“The Pale Blue Eye” Loses Sight of Poe’s Originality
The title of Scott Cooper’s newest film, “The Pale Blue Eye,” comes from a story of Edgar Allan Poe’s, featuring the poet himself as a protagonist. Actor Harry Melling switches out his native cockney accent for a Southern drawl, transforming into the familiar image of the brooding, miserable and alcoholic Poe as a young undergraduate at West Point. Cooper, the director and screenwriter, tries to imbue the traditional understanding of Poe, mainly through his sudden admission halfway through that most of his classmates hate him, but a certain quality of distortion remains pervasive throughout the film. This makes it difficult to create a very convincing or interesting depiction. Curiosity is a dominant theme throughout Poe’s work, but there is little to be curious about in “The Pale Blue Eye.”
The film’s premise revolves around a West Point candidate who supposedly hanged himself in the middle of the night. Sometime after being discovered by a night watchman and brought into the academy’s morgue, his chest was cut open and heart removed, prompting the school’s superintendent (Timothy Spall, with an expression of constipation permanently glued across his face) to hire a detective, Landor (Christian Bale), to investigate the unnerving chain of events.
Perhaps the lack of curiosity comes from Cooper’s choice in the role that Poe is supposed to be playing in this murder mystery.

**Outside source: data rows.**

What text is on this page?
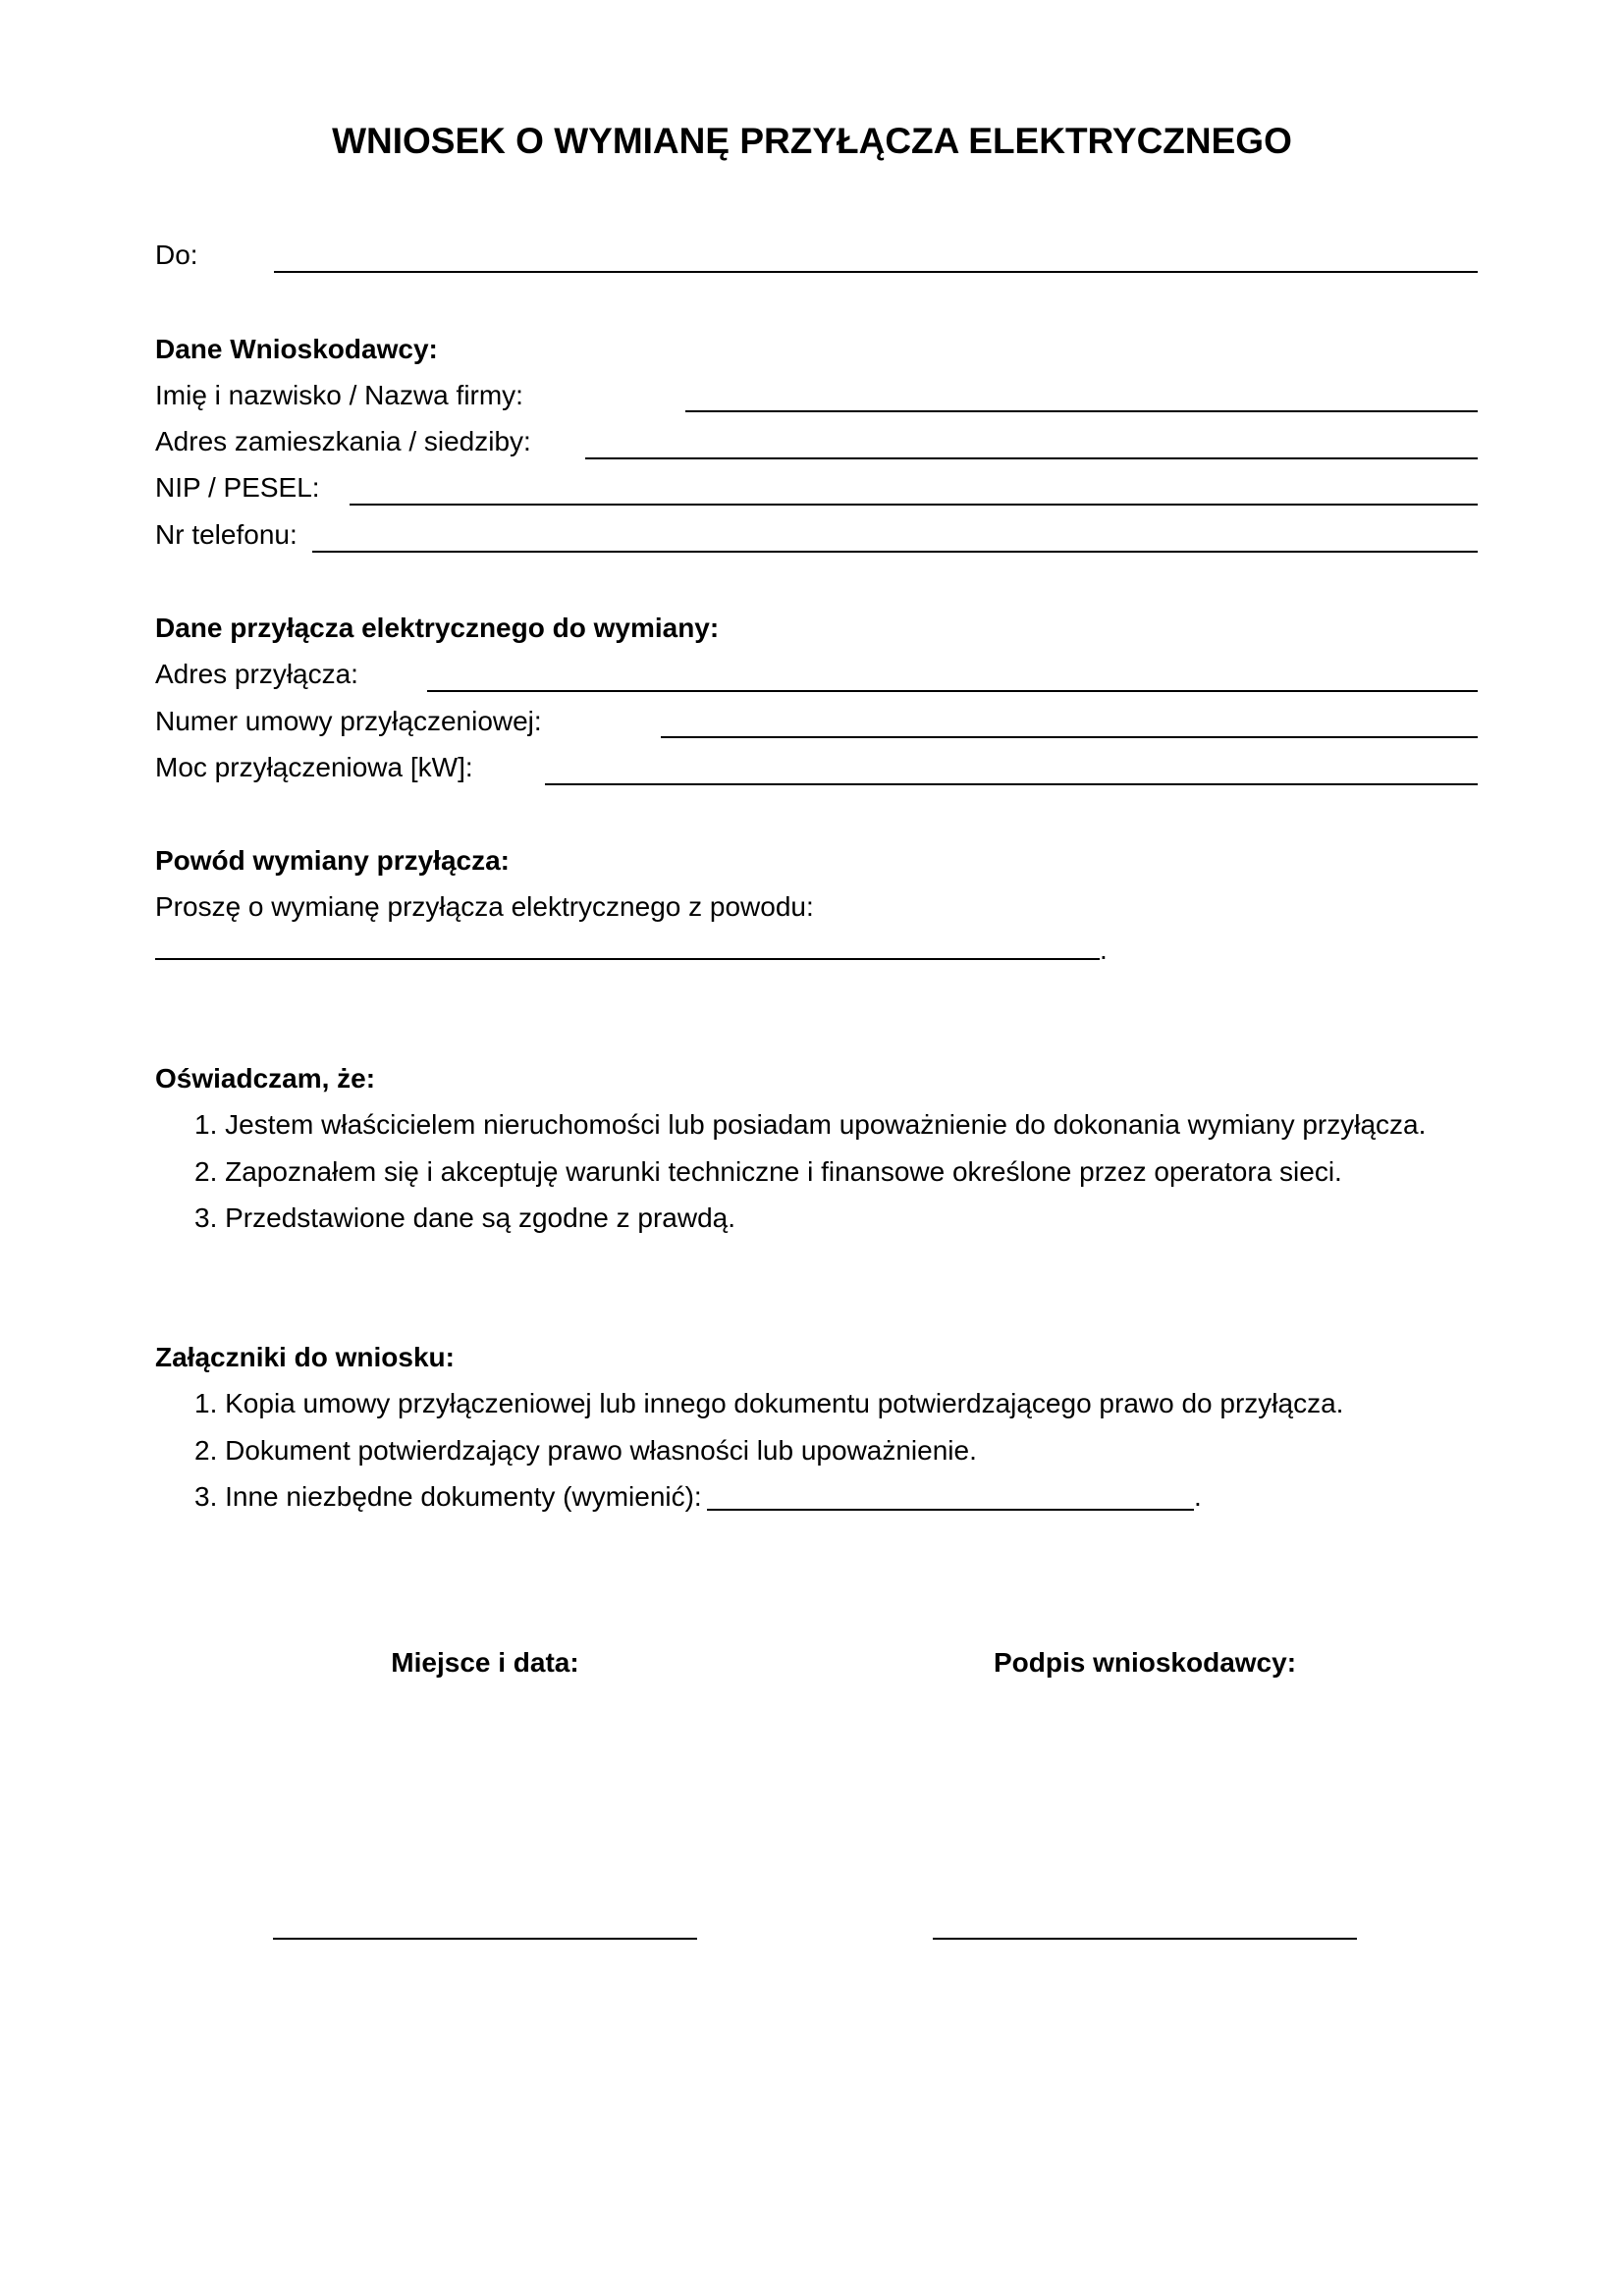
WNIOSEK O WYMIANĘ PRZYŁĄCZA ELEKTRYCZNEGO
Do:
Dane Wnioskodawcy:
Imię i nazwisko / Nazwa firmy:
Adres zamieszkania / siedziby:
NIP / PESEL:
Nr telefonu:
Dane przyłącza elektrycznego do wymiany:
Adres przyłącza:
Numer umowy przyłączeniowej:
Moc przyłączeniowa [kW]:
Powód wymiany przyłącza:
Proszę o wymianę przyłącza elektrycznego z powodu:
.
Oświadczam, że:
1. Jestem właścicielem nieruchomości lub posiadam upoważnienie do dokonania wymiany przyłącza.
2. Zapoznałem się i akceptuję warunki techniczne i finansowe określone przez operatora sieci.
3. Przedstawione dane są zgodne z prawdą.
Załączniki do wniosku:
1. Kopia umowy przyłączeniowej lub innego dokumentu potwierdzającego prawo do przyłącza.
2. Dokument potwierdzający prawo własności lub upoważnienie.
3. Inne niezbędne dokumenty (wymienić):	.
Miejsce i data:	Podpis wnioskodawcy:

Despite deriving its whole gimmick from a fictional interpretation of a real episode in Poe’s life (Poe was sent to West Point by his foster father but was expelled, largely through his own design, just over six months later), the movie never quite commits to Poe. Instead, it shifts the narrative perspective and dramatic crux onto the detective, Landor, a sullen counterpart to the boyish poet. What results is a terribly promiscuous film, skitting flirtatiously from one Poeian-Gothic theme to another. It’s a movie which, not finding in Poe’s oeuvre any story with a thick enough plot to sustain a two-hour long feature film, tries to compensate by plundering his tales for any conceit that seems capable of giving some “local flavor” to what is otherwise an entirely boilerplate murder story. There’s an obsession with the niceties of human anatomy, a close mingling of the scientific and the supernatural, a cursed ancestor who still exerts his influence on the living and a hero plunged into danger and intrigue out of his own reckless, insatiable curiosity.
Now, Landor, the hero, is technically retired after a long and illustrious career, inhabiting the environs of West Point, and becomes all taciturn and dour-faced whenever speaking about his daughter, Mattie, who “disappeared” mysteriously years before the film begins. His generally anti-social modus operandi has two exceptions: for a minor love interest in the form of a local tavern-keeper (Charlotte Gainsbourg), who is scarcely accorded more than five lines of dialogue, and of course for Poe, who quickly insinuates himself into Landor’s investigation after offering his services as an inside man willing to spy on his fellow cadets in order to track the culprit down. The ensuing events proceed in a somewhat unpredictable, but uninteresting fashion, with only the inexplicable behavior of the resident physician’s wife (Gillian Anderson) able to inject a few, fleeting moments of fascination into the film.
The viewer might have been kept from boredom about 30 minutes in had there been any real engagement with Poe’s life or work, but all we get are a few lazy gestures meant to present these wholly fictional events as somehow profoundly influencing Poe’s art. A story that is neither faithful nor well-painted, and which, with the aid of Masanobu Takayanagi’s cliché-ridden cinematography, sets the stage for a movie whose most basic flaw is simply that it takes itself too seriously. Roger Corman’s film adaptations of Poe’s stories were ridiculous, but managed to convince audiences by embracing their unbelievable and exaggerated elements. They were fun. “The Pale Blue Eye,” unfortunately, takes a rather more poe-faced approach to its subject-matter, and in setting out to recount a murder mystery that purports to depict Poe’s step from boy to man, from artist manqué to mature poet, forgets something that was central to so much of Poe’s art: it isn’t so much the characters who matter, but the world that they inhabit.